Mengen. 1928 . Yeşillikler   arasında  bir  bucak. Ama ağzı alışmış insanların. Köy diyorlar oraya. Köprünün tam karşısında ev. İki katlı ahşap. Üst katta odalar var. Alt katta ahır. Evin insanları tüm Mengen halkı gibi çiftçilik yapıyor.

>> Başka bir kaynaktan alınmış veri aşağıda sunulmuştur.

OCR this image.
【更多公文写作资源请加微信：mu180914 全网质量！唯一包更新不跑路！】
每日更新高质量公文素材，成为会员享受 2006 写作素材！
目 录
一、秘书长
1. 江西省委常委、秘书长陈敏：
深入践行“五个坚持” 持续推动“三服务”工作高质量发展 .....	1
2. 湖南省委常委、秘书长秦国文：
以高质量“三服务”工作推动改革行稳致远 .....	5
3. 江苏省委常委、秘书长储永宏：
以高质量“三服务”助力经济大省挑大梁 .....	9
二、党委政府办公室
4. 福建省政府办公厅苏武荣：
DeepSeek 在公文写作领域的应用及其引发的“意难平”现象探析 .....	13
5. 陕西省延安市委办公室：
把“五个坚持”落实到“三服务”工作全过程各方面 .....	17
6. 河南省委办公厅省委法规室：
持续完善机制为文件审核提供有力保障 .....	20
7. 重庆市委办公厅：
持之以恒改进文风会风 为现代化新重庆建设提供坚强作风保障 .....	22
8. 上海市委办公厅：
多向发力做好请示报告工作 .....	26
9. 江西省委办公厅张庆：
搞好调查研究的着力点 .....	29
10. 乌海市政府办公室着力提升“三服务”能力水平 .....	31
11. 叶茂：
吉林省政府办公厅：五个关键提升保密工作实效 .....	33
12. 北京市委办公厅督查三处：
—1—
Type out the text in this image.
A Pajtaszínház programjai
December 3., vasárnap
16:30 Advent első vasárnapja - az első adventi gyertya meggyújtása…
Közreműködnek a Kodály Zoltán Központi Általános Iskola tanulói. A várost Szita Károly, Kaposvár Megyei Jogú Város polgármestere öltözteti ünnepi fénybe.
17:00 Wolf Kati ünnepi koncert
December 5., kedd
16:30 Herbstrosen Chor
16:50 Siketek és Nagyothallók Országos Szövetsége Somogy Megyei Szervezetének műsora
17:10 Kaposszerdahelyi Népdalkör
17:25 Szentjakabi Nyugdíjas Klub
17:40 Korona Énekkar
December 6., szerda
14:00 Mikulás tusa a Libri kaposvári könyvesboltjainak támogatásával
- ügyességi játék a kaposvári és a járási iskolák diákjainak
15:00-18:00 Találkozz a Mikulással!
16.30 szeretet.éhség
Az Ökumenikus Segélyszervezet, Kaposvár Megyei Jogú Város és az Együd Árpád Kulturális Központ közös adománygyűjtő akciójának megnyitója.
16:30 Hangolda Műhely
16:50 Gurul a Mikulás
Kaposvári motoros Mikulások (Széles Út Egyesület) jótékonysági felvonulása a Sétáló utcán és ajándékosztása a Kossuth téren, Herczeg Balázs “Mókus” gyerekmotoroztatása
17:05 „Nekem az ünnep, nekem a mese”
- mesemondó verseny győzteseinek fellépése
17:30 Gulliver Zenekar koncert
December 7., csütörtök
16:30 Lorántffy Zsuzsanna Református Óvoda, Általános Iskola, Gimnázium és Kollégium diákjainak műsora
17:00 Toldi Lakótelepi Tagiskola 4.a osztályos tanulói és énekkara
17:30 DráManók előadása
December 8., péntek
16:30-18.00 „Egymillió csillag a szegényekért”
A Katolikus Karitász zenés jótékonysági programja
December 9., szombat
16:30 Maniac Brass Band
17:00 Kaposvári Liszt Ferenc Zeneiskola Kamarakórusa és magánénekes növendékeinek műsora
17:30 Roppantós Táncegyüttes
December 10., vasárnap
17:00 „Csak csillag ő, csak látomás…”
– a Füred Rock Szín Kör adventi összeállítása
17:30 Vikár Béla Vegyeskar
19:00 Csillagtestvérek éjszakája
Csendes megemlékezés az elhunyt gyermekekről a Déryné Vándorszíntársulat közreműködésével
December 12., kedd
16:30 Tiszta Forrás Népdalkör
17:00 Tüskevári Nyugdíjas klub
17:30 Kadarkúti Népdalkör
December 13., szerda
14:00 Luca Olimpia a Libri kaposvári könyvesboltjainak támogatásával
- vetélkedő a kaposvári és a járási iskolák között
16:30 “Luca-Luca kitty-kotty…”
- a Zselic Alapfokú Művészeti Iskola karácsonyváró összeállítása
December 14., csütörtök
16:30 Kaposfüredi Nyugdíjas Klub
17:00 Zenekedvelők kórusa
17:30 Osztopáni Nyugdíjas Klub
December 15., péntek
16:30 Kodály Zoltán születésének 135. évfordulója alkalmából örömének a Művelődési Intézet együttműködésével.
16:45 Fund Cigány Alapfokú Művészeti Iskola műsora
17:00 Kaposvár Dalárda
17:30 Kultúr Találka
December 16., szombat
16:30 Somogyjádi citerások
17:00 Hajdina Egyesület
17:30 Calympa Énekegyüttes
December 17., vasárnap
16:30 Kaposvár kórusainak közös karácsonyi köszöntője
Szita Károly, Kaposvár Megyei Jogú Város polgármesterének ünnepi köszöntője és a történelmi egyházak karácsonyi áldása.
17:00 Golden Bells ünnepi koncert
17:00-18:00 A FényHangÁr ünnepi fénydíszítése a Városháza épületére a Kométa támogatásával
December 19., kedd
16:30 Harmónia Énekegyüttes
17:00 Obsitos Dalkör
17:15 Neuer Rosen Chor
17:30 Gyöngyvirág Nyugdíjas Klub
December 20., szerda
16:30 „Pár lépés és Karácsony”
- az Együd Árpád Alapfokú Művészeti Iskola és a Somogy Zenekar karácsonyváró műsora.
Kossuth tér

      Evin arka tarafında gündüz vakti aniden kuvvetli bir ışık parlar. Işık   kaklıkta  (1) parlamaktadır. Bir çocuk alev  alev yanmaktadır.  Ocaktan   kardeşine  kaynayan tencereden mısır almak isterken eteğinden yakalanmıştır ateşe. İki buçuk  yaşındaki    kardeşi Yaşar,   biraz   uzağında ağzı sonuna kadar açık avaz   avaz   ağlamaktadır. Çok korkmuştur. Kaklık yüksektir. Aşağıdan çaresiz bakan komşular gözleri yaşlı izlemektedir. Evin kapısı  kilitlidir.   Ev halkı tarladadır.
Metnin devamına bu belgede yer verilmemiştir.